I'm going to copy/paste his proof to point out the parts I'm not fully understanding.
His proof: Since $\mathcal{M}$ is paracompact, we can choose a smooth Riemannian metric $k_{ab}$ on $\mathcal{M}$. At each $p \in \mathcal{M}$ there will be a unique future directed time-like vector $t^a$ which minimizes the value of $g_{ab} v^a v^b$ for vectors $v^a$ subject to the condition $k_{ab} v^a v^b = 1$. This $t^a$ will vary smoothly over $\mathcal{M}$ and thus provide the desired vector field.

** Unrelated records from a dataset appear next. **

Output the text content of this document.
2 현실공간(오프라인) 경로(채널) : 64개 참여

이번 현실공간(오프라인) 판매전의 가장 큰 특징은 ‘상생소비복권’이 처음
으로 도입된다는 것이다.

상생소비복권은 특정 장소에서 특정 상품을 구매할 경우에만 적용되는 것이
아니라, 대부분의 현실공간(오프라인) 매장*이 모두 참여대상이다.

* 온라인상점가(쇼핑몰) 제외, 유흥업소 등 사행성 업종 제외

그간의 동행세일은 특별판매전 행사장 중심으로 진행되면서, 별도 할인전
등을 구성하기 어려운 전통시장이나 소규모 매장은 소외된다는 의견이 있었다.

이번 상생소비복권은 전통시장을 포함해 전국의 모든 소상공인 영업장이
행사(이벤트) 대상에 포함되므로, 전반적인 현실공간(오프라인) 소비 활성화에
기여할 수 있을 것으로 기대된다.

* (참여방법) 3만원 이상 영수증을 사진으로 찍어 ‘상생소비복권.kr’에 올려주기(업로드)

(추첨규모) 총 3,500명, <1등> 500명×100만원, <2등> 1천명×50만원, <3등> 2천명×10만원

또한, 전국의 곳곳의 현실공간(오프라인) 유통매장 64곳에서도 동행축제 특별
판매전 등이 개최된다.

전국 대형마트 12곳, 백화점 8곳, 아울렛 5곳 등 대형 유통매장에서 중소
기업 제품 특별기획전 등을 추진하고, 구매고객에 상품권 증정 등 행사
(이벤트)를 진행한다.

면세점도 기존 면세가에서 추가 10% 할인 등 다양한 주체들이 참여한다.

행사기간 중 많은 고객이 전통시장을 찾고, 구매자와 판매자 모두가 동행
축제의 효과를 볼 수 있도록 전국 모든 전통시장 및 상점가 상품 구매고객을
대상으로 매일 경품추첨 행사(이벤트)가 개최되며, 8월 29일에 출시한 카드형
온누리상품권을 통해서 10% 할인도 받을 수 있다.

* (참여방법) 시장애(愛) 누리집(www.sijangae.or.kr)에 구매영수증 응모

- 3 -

What I don't understand is why is $t^a$ unique and why does it have to be? Couldn't multiple vector fields minimize $g_{ab} v^a v^b$ (which are subject to the condition $k_{ab} v^a v^b = 1$)? As for the second part of my question, my guess is that if it isn't unique then there isn't a continuous map in which we may choose an orientability on our manifold, however I'm not sure if my guess is correct.